Overview of this seminar
This seminar introduces vision–language models, a type of artificial intelligence that connects images with natural language. It explains the basic ideas behind how these models learn from image–text data. The session also highlights practical applications such as image recognition and search, while discussing important challenges like bias, difficulty with unfamiliar objects, and high computational costs. It concludes with an overview of recent research aimed at improving fairness, robustness, and efficiency, as well as enhancing the models’ ability to capture detailed visual information.
Seminar Abstract
Recent advances in artificial intelligence (AI) have enabled models to learn from both images and natural language.

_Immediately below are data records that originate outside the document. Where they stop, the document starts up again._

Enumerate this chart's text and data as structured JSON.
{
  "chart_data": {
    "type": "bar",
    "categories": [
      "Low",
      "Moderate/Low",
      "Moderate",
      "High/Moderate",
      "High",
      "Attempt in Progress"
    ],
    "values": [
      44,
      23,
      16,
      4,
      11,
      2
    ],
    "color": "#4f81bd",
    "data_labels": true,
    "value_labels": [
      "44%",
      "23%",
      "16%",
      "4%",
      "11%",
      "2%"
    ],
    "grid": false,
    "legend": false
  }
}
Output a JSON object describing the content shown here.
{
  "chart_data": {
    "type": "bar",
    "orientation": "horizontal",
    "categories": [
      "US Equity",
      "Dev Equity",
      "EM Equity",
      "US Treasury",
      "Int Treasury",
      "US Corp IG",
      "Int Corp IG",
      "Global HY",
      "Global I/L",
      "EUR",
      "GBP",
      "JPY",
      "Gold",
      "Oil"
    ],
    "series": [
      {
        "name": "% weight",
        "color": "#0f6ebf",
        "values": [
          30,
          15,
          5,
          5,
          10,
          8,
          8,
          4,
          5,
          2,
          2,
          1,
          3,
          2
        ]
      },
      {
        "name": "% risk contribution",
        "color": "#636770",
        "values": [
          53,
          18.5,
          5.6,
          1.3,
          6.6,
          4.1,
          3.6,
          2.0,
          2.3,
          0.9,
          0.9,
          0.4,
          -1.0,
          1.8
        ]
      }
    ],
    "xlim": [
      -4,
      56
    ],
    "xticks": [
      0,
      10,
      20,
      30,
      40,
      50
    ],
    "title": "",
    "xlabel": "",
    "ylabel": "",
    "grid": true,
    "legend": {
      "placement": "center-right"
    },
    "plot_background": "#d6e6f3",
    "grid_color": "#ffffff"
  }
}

Vision–Language Models allow computers to connect visual concepts with textual descriptions, making it possible to recognize objects, retrieve images, and perform complex visual reasoning tasks using natural language prompts. One of the most influential models in this area is Contrastive Language-Image Pre-Training (CLIP), which learns visual concepts from large collections of image–text pairs.
In this talk, we introduce the basic ideas behind vision–language models and explain how CLIP works. We then discuss several challenges that arise when deploying these systems in real-world environments, such as biased predictions, difficulty recognizing unfamiliar objects, and the computational cost of adapting large models. Finally, we present recent research that addresses these challenges by improving fairness, robustness, and efficiency in vision–language models, as well as new methods that enhance their ability to capture fine-grained visual details.
Speaker Bio
Il-Min Kim received his B.S. degree in Electronics Engineering from Yonsei University, Seoul, Korea, in 1996, and his M.S. and Ph.D. degrees in Electrical Engineering from the Korea Advanced Institute of Science and Technology (KAIST), Taejon, Korea, in 1998 and 2001, respectively. He then worked as a Postdoctoral Research Fellow in the Department of Electrical Engineering and Computer Sciences (EECS) at the Massachusetts Institute of Technology (MIT) from October 2001 to August 2002 and in the Department of Electrical Engineering at Harvard University from September 2002 to June 2003. In July 2003, he joined the Department of Electrical and Computer Engineering (ECE) at Queen’s University, Kingston, Canada, and he is currently serving as Head of the ECE Department.
His research focuses on artificial intelligence (AI), including agentic AI, physical AI, ubiquitous AI, edge AI, on-device AI, safe AI, universal equity AI, AI governance, AI alignment with human values, foundation models, AI for healthcare applications, machine unlearning, data privacy in machine learning, federated learning, distributed learning, continual learning, diffusion models, out-of-distribution (OOD) detection, self-supervised learning, contrastive representation learning, AI for IoT/IoE/IIoT/Mobile Crowd Sensing (MCS), AI-driven 6G wireless systems, AI-driven vehicle-to-everything (V2X) communications, and Geoscience AI (Geo-AI).